LightMachinery has contributed to a number of space exploration and Earth observation satellites.  In many cases, we have had to develop new manufacturing and testing methods to deliver the required optical elements.

We fabricated a pair of monolithic Michelson interferometers for the Helioseismic and Magnetic Imager (HMI).  The interferometers are the final pair of elements in a Lyot filter which measures both Zeeman splitting and Doppler shifting of light from an iron transition which is active in the Sun’s photosphere.  The interferograms from HMI are used to calculate the magnetic field at the photosphere and to feed into a 3D model of the Sun’s temperature and density.  The magnetic field data ties together with the other instruments on the Solar Dynamics Observatory which view the Sun’s corona in similar detail.

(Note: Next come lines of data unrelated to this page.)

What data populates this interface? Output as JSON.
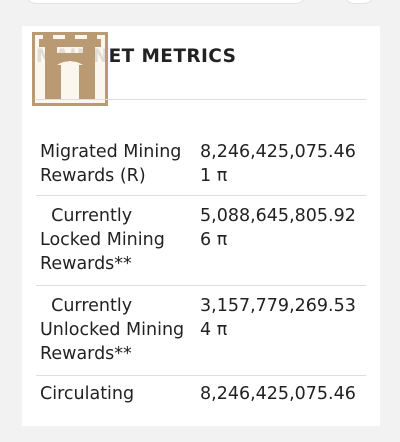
{
  "section": {
    "title": "MAINNET METRICS"
  },
  "metrics": [
    {
      "label": "Migrated Mining Rewards (R)",
      "value": "8,246,425,075.461 π"
    },
    {
      "label": "  Currently Locked Mining Rewards**",
      "value": "5,088,645,805.926 π"
    },
    {
      "label": "  Currently Unlocked Mining Rewards**",
      "value": "3,157,779,269.534 π"
    },
    {
      "label": "Circulating",
      "value": "8,246,425,075.46"
    }
  ],
  "colors": {
    "logo_border": "#b99a72",
    "divider": "#dddddd",
    "background": "#f2f2f2"
  },
  "icons": {
    "logo": "castle-gate-icon"
  }
}
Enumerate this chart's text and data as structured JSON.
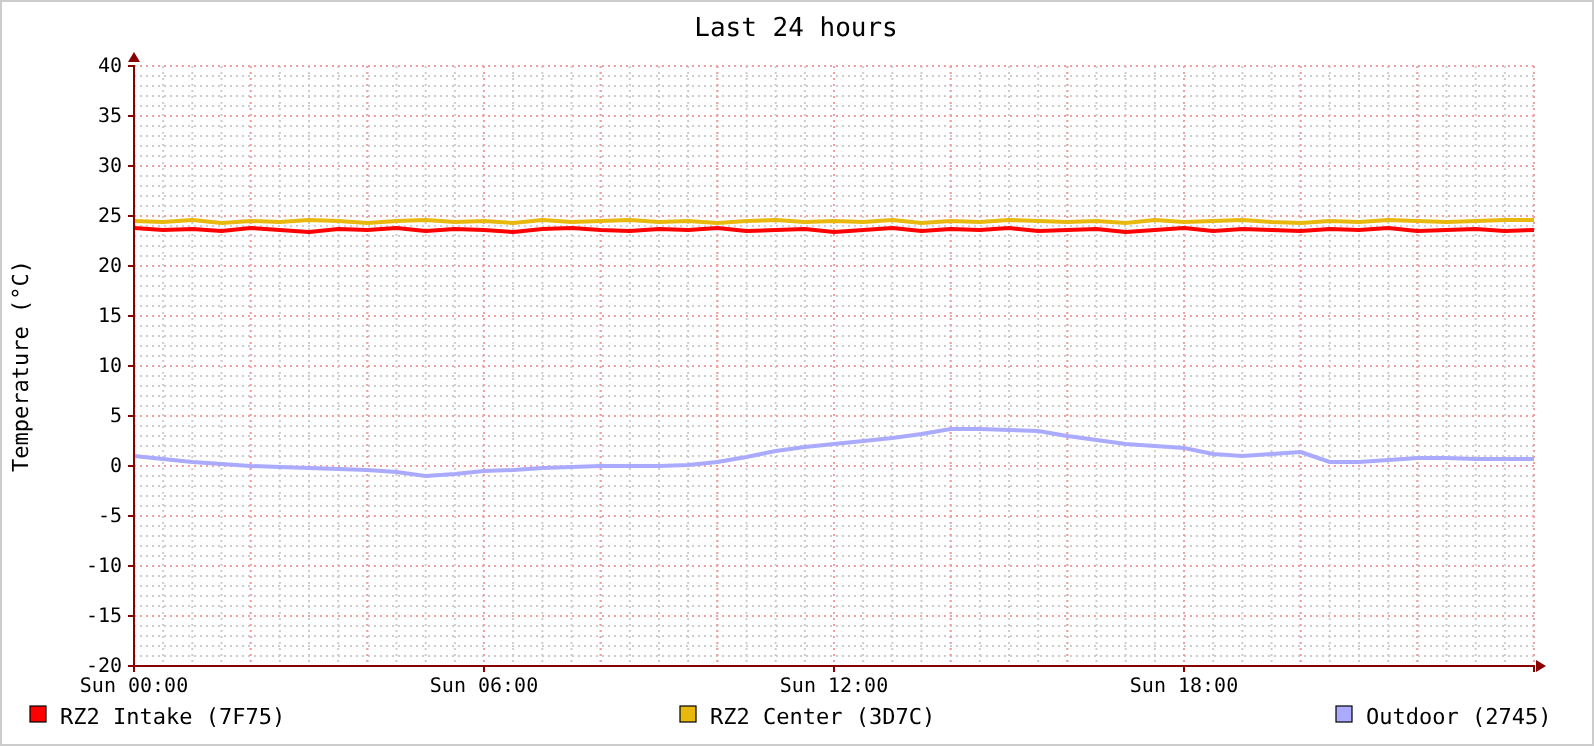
{
  "chart_data": {
    "type": "line",
    "title": "Last 24 hours",
    "ylabel": "Temperature (°C)",
    "categories": [
      "Sun 00:00",
      null,
      null,
      null,
      null,
      null,
      null,
      null,
      null,
      null,
      null,
      null,
      "Sun 06:00",
      null,
      null,
      null,
      null,
      null,
      null,
      null,
      null,
      null,
      null,
      null,
      "Sun 12:00",
      null,
      null,
      null,
      null,
      null,
      null,
      null,
      null,
      null,
      null,
      null,
      "Sun 18:00",
      null,
      null,
      null,
      null,
      null,
      null,
      null,
      null,
      null,
      null,
      null,
      null
    ],
    "ylim": [
      -20,
      40
    ],
    "yticks": [
      -20,
      -15,
      -10,
      -5,
      0,
      5,
      10,
      15,
      20,
      25,
      30,
      35,
      40
    ],
    "grid": true,
    "legend": "bottom",
    "line_style": "solid",
    "series": [
      {
        "name": "RZ2 Intake (7F75)",
        "color": "#ff0000",
        "values": [
          23.8,
          23.6,
          23.7,
          23.5,
          23.8,
          23.6,
          23.4,
          23.7,
          23.6,
          23.8,
          23.5,
          23.7,
          23.6,
          23.4,
          23.7,
          23.8,
          23.6,
          23.5,
          23.7,
          23.6,
          23.8,
          23.5,
          23.6,
          23.7,
          23.4,
          23.6,
          23.8,
          23.5,
          23.7,
          23.6,
          23.8,
          23.5,
          23.6,
          23.7,
          23.4,
          23.6,
          23.8,
          23.5,
          23.7,
          23.6,
          23.5,
          23.7,
          23.6,
          23.8,
          23.5,
          23.6,
          23.7,
          23.5,
          23.6
        ]
      },
      {
        "name": "RZ2 Center (3D7C)",
        "color": "#e8b80c",
        "values": [
          24.5,
          24.4,
          24.6,
          24.3,
          24.5,
          24.4,
          24.6,
          24.5,
          24.3,
          24.5,
          24.6,
          24.4,
          24.5,
          24.3,
          24.6,
          24.4,
          24.5,
          24.6,
          24.4,
          24.5,
          24.3,
          24.5,
          24.6,
          24.4,
          24.5,
          24.4,
          24.6,
          24.3,
          24.5,
          24.4,
          24.6,
          24.5,
          24.4,
          24.5,
          24.3,
          24.6,
          24.4,
          24.5,
          24.6,
          24.4,
          24.3,
          24.5,
          24.4,
          24.6,
          24.5,
          24.4,
          24.5,
          24.6,
          24.6
        ]
      },
      {
        "name": "Outdoor (2745)",
        "color": "#aaaaff",
        "values": [
          1.0,
          0.7,
          0.4,
          0.2,
          0,
          -0.1,
          -0.2,
          -0.3,
          -0.4,
          -0.6,
          -1.0,
          -0.8,
          -0.5,
          -0.4,
          -0.2,
          -0.1,
          0,
          0,
          0,
          0.1,
          0.4,
          0.9,
          1.5,
          1.9,
          2.2,
          2.5,
          2.8,
          3.2,
          3.7,
          3.7,
          3.6,
          3.5,
          3.0,
          2.6,
          2.2,
          2.0,
          1.8,
          1.2,
          1.0,
          1.2,
          1.4,
          0.4,
          0.4,
          0.6,
          0.8,
          0.8,
          0.7,
          0.7,
          0.7
        ]
      }
    ]
  }
}
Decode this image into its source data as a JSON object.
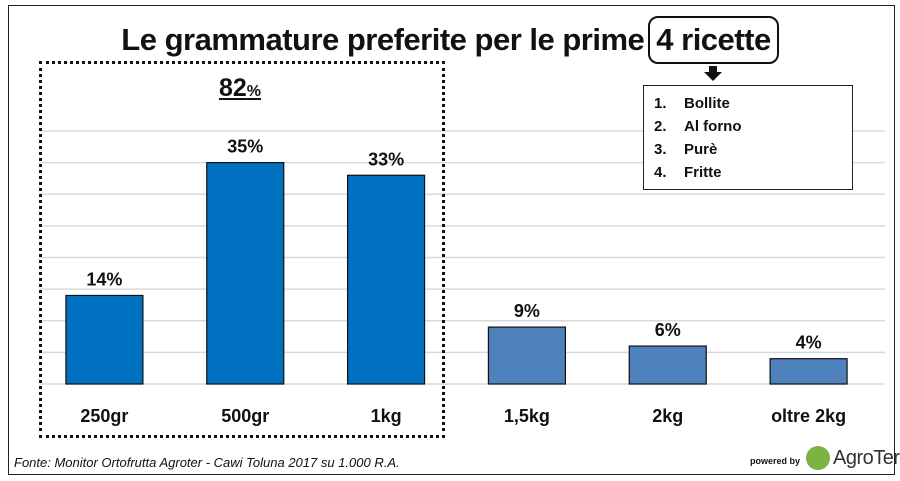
{
  "title": {
    "main": "Le grammature preferite per le prime",
    "boxed": "4 ricette"
  },
  "group_total": {
    "value": "82",
    "unit": "%"
  },
  "recipes": [
    {
      "num": "1.",
      "label": "Bollite"
    },
    {
      "num": "2.",
      "label": "Al forno"
    },
    {
      "num": "3.",
      "label": "Purè"
    },
    {
      "num": "4.",
      "label": "Fritte"
    }
  ],
  "footer": {
    "source": "Fonte: Monitor Ortofrutta Agroter - Cawi Toluna 2017 su 1.000 R.A.",
    "powered_by": "powered by",
    "logo_text": "AgroTer"
  },
  "colors": {
    "highlight_bars": "#0070C0",
    "other_bars": "#4F81BD",
    "grid": "#d9d9d9"
  },
  "chart_data": {
    "type": "bar",
    "title": "Le grammature preferite per le prime 4 ricette",
    "categories": [
      "250gr",
      "500gr",
      "1kg",
      "1,5kg",
      "2kg",
      "oltre 2kg"
    ],
    "values": [
      14,
      35,
      33,
      9,
      6,
      4
    ],
    "data_labels": [
      "14%",
      "35%",
      "33%",
      "9%",
      "6%",
      "4%"
    ],
    "highlighted": [
      true,
      true,
      true,
      false,
      false,
      false
    ],
    "ylim": [
      0,
      40
    ],
    "grid_step": 5,
    "grid": true,
    "xlabel": "",
    "ylabel": ""
  }
}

LightMachinery has built etalons for several different satellite instruments.  These include the capacitor stabilized etalon which imaged the Earth’s thermosphere in the vacuum ultraviolet for the Thermosphere Temperature Imager on NASA’s FASTSAT.  We have used our fluid jet process for all of these space-based etalons because of the improved combination of finesse and peak transmission.  MSASI on ESA’s Bepicolumbo will provide information about Mercury’s atmosphere using an etalon tuned to the sodium D line.  The etalon on GHGSat’s Clare satellite allows measurement of CO2 and methane concentrations in Earth’s atmosphere.

LightMachinery contributed a set of precisely tuned etalons to the ATLAS instrument on ICESat-2.  Each of these etalons is designed to transmit the instrument’s laser wavelength while blocking sunlight with similar wavelength.  Each receiving channel has its own etalon, and a seventh etalon is used to help monitor the laser wavelength.

A set of beam splitter cubes was produced by LightMachinery as part of the alignment system for the Polarimetric and Helioseismic Instrument on ESA’s Solar Orbiter.

The MIGHTI instrument on NASA’s ICON uses a pair of spatial heterodyne spectrometers (SHS) to measure thermosphere wind profiles by detecting Doppler shifts in a pair of oxygen emission lines.  Using a pair of spectrometers allows calculation of vector wind.  The imaging interferometers have no moving parts for stability, and even include laser marked calibration features.